PROGRAMMING LANGUAGES Dec. 21, 2025, 5:30 a.m.

Building Multi-Agent Systems with CrewAI and AutoGen

Imagine a system where dozens of specialized AI agents collaborate seamlessly to solve complex tasks—booking flights, answering support tickets, or even orchestrating supply‑chain logistics. With the rise of open‑source frameworks like CrewAI and AutoGen, building such multi‑agent ecosystems has become far more approachable. In this guide we’ll walk through the core concepts, set up a development environment, and stitch together two real‑world agents to demonstrate a powerful, extensible workflow.

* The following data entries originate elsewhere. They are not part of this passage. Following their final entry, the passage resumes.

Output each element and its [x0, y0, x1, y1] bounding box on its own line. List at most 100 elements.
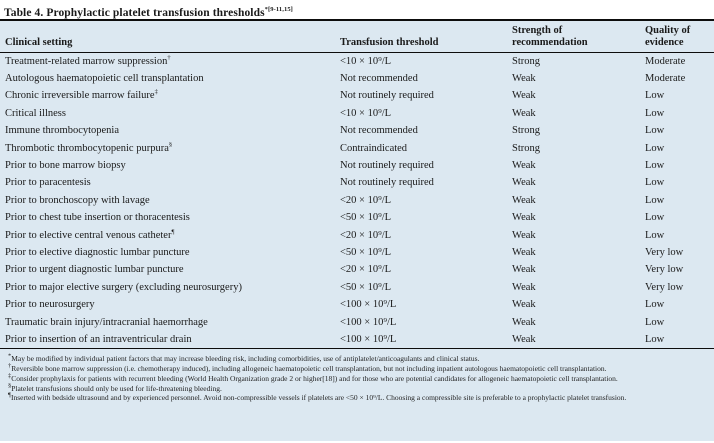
transfusion-threshold-cell: <50 × 10⁹/L — [340, 281, 392, 293]
header-line: Quality of — [645, 24, 691, 36]
table-row: Traumatic brain injury/intracranial haem… — [0, 314, 714, 331]
footnote-marker: ‡ — [154, 88, 158, 96]
table-row: Prior to paracentesis Not routinely requi… — [0, 174, 714, 191]
table-area: Clinical setting Transfusion threshold S… — [0, 19, 714, 441]
footnotes: *May be modified by individual patient f… — [0, 348, 714, 403]
transfusion-threshold-cell: <20 × 10⁹/L — [340, 229, 392, 241]
header-line: Strength of — [512, 24, 563, 36]
clinical-setting-cell: Autologous haematopoietic cell transplan… — [5, 72, 204, 84]
footnote-marker: † — [8, 362, 12, 370]
strength-of-recommendation-cell: Weak — [512, 229, 536, 241]
footnote: ‡Consider prophylaxis for patients with … — [8, 372, 618, 383]
quality-of-evidence-cell: Low — [645, 159, 665, 171]
footnote-marker: * — [8, 352, 12, 360]
table-row: Prior to insertion of an intraventricula… — [0, 331, 714, 348]
strength-of-recommendation-cell: Weak — [512, 334, 536, 345]
quality-of-evidence-cell: Moderate — [645, 55, 686, 67]
clinical-setting-cell: Treatment-related marrow suppression† — [5, 54, 171, 67]
table-row: Autologous haematopoietic cell transplan… — [0, 70, 714, 87]
quality-of-evidence-cell: Low — [645, 107, 665, 119]
clinical-setting-cell: Prior to urgent diagnostic lumbar punctu… — [5, 264, 184, 276]
transfusion-threshold-cell: <10 × 10⁹/L — [340, 107, 392, 119]
quality-of-evidence-cell: Low — [645, 142, 665, 154]
transfusion-threshold-cell: Not recommended — [340, 72, 418, 84]
strength-of-recommendation-cell: Strong — [512, 125, 541, 137]
transfusion-threshold-cell: Contraindicated — [340, 142, 408, 154]
quality-of-evidence-cell: Very low — [645, 264, 684, 276]
transfusion-threshold-cell: <100 × 10⁹/L — [340, 316, 397, 328]
strength-of-recommendation-cell: Weak — [512, 281, 536, 293]
strength-of-recommendation-cell: Weak — [512, 316, 536, 328]
title-band: Table 4. Prophylactic platelet transfusi… — [0, 0, 714, 19]
transfusion-threshold-cell: Not recommended — [340, 125, 418, 137]
quality-of-evidence-cell: Very low — [645, 281, 684, 293]
header-line: evidence — [645, 37, 684, 48]
table-row: Critical illness <10 × 10⁹/L Weak Low — [0, 105, 714, 122]
table-row: Treatment-related marrow suppression† <10… — [0, 52, 714, 70]
table-header: Clinical setting Transfusion threshold S… — [0, 21, 714, 53]
clinical-setting-cell: Chronic irreversible marrow failure‡ — [5, 88, 158, 102]
table-row: Chronic irreversible marrow failure‡ Not … — [0, 87, 714, 104]
footnote-marker: ‡ — [8, 372, 12, 380]
clinical-setting-cell: Prior to neurosurgery — [5, 299, 95, 311]
table-row: Prior to bronchoscopy with lavage <20 × 1… — [0, 192, 714, 209]
table-row: Prior to neurosurgery <100 × 10⁹/L Weak Low — [0, 296, 714, 313]
footnote-marker: § — [168, 141, 173, 149]
title-reference-superscript: *[9-11,15] — [264, 6, 293, 14]
table-title: Table 4. Prophylactic platelet transfusi… — [4, 6, 293, 19]
clinical-setting-cell: Prior to major elective surgery (excludi… — [5, 281, 242, 293]
transfusion-threshold-cell: <50 × 10⁹/L — [340, 246, 392, 258]
strength-of-recommendation-cell: Strong — [512, 55, 541, 67]
table-row: Prior to elective diagnostic lumbar punc… — [0, 244, 714, 261]
strength-of-recommendation-cell: Weak — [512, 90, 536, 102]
strength-of-recommendation-cell: Weak — [512, 194, 536, 206]
clinical-setting-cell: Traumatic brain injury/intracranial haem… — [5, 316, 208, 328]
transfusion-threshold-cell: Not routinely required — [340, 177, 434, 189]
footnote: †Reversible bone marrow suppression (i.e… — [8, 362, 607, 374]
column-header-strength-of-recommendation: Strength of recommendation — [512, 21, 645, 53]
header-line: Clinical setting — [5, 37, 73, 48]
quality-of-evidence-cell: Low — [645, 90, 665, 102]
clinical-setting-cell: Prior to elective central venous cathete… — [5, 228, 175, 241]
strength-of-recommendation-cell: Weak — [512, 246, 536, 258]
strength-of-recommendation-cell: Strong — [512, 142, 541, 154]
transfusion-threshold-cell: <20 × 10⁹/L — [340, 194, 392, 206]
quality-of-evidence-cell: Very low — [645, 246, 684, 258]
transfusion-threshold-cell: <100 × 10⁹/L — [340, 334, 397, 345]
table-row: Prior to chest tube insertion or thorace… — [0, 209, 714, 226]
clinical-setting-cell: Prior to bone marrow biopsy — [5, 159, 126, 171]
column-header-clinical-setting: Clinical setting — [0, 21, 340, 53]
clinical-setting-cell: Critical illness — [5, 107, 66, 119]
footnote: ¶Inserted with bedside ultrasound and by… — [8, 391, 627, 403]
quality-of-evidence-cell: Low — [645, 334, 665, 345]
quality-of-evidence-cell: Low — [645, 229, 665, 241]
strength-of-recommendation-cell: Weak — [512, 264, 536, 276]
strength-of-recommendation-cell: Weak — [512, 299, 536, 311]
footnote: *May be modified by individual patient f… — [8, 352, 480, 364]
transfusion-threshold-cell: <20 × 10⁹/L — [340, 264, 392, 276]
transfusion-threshold-cell: <100 × 10⁹/L — [340, 299, 397, 311]
quality-of-evidence-cell: Low — [645, 212, 665, 224]
quality-of-evidence-cell: Low — [645, 316, 665, 328]
strength-of-recommendation-cell: Weak — [512, 159, 536, 171]
transfusion-thresholds-table: Clinical setting Transfusion threshold S… — [0, 21, 714, 348]
transfusion-threshold-cell: <10 × 10⁹/L — [340, 55, 392, 67]
quality-of-evidence-cell: Low — [645, 299, 665, 311]
footnote: §Platelet transfusions should only be us… — [8, 382, 222, 393]
table-title-text: Table 4. Prophylactic platelet transfusi… — [4, 7, 265, 19]
strength-of-recommendation-cell: Weak — [512, 107, 536, 119]
quality-of-evidence-cell: Low — [645, 177, 665, 189]
footnote-marker: † — [167, 54, 171, 61]
column-header-transfusion-threshold: Transfusion threshold — [340, 21, 512, 53]
clinical-setting-cell: Prior to bronchoscopy with lavage — [5, 194, 150, 206]
table-row: Prior to urgent diagnostic lumbar punctu… — [0, 261, 714, 278]
transfusion-threshold-cell: Not routinely required — [340, 159, 434, 171]
footnote-marker: ¶ — [8, 391, 11, 399]
transfusion-threshold-cell: <50 × 10⁹/L — [340, 212, 392, 224]
clinical-setting-cell: Prior to insertion of an intraventricula… — [5, 334, 192, 345]
header-row: Clinical setting Transfusion threshold S… — [0, 21, 714, 53]
footnote-marker: ¶ — [171, 228, 175, 236]
transfusion-threshold-cell: Not routinely required — [340, 90, 434, 102]
strength-of-recommendation-cell: Weak — [512, 72, 536, 84]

Why Multi‑Agent Architectures Matter

Single‑purpose language models excel at answering isolated queries, but they often stumble when a problem spans multiple domains. A multi‑agent architecture distributes responsibilities, allowing each agent to specialize—one might handle data extraction, another could manage scheduling, while a third focuses on user interaction.

Beyond specialization, agents can operate concurrently, dramatically reducing latency for long‑running pipelines. They also provide a natural way to enforce privacy or compliance by sandboxing sensitive operations within dedicated agents.

Both CrewAI and AutoGen embrace these principles, offering abstractions that let you define roles, communication patterns, and execution policies with minimal boilerplate.

Getting Started: Install the Toolkits

First, ensure you have Python 3.10+ and a virtual environment ready. The following command pulls the latest releases of CrewAI and AutoGen, along with their optional dependencies for OpenAI and Anthropic providers.

python -m venv venv
source venv/bin/activate  # Windows: venv\Scripts\activate
pip install crewai autogen[openai]  # add [anthropic] if needed

After installation, verify the packages load without errors.

python -c "import crewai, autogen; print('All good!')"

If you plan to use OpenAI’s GPT‑4, set the OPENAI_API_KEY environment variable now.

Core Concepts in CrewAI

CrewAI models a team as a crew—a collection of agents that share a common goal. Each agent has a role, a prompt that defines its behavior, and optional tools it can invoke.

Agents communicate through a shared TaskBoard, which tracks progress and passes results downstream. This decoupled design lets you plug in new agents without rewriting existing logic.

Below is a minimal crew definition that extracts flight details from a user query.

from crewai import Agent, Crew, Task

# Define the extraction agent
extractor = Agent(
    role="FlightInfoExtractor",
    goal="Pull departure, destination, and dates from free‑text input",
    backstory="You are a meticulous data analyst with a knack for spotting dates and locations.",
    tools=[],
)

# Define the task that uses the agent
extract_task = Task(
    description="Extract flight details from: {{ user_input }}",
    agent=extractor,
    expected_output="JSON with keys: departure, destination, start_date, end_date"
)

# Assemble the crew
flight_crew = Crew(
    agents=[extractor],
    tasks=[extract_task],
    verbose=True
)

Running flight_crew.kickoff(user_input="I need a round‑trip from NYC to Tokyo next month") will produce a structured JSON payload ready for downstream processing.

Core Concepts in AutoGen

AutoGen focuses on conversation‑driven agent interaction. It treats each agent as a chat participant that can call functions, spawn sub‑agents, or even modify its own prompt at runtime.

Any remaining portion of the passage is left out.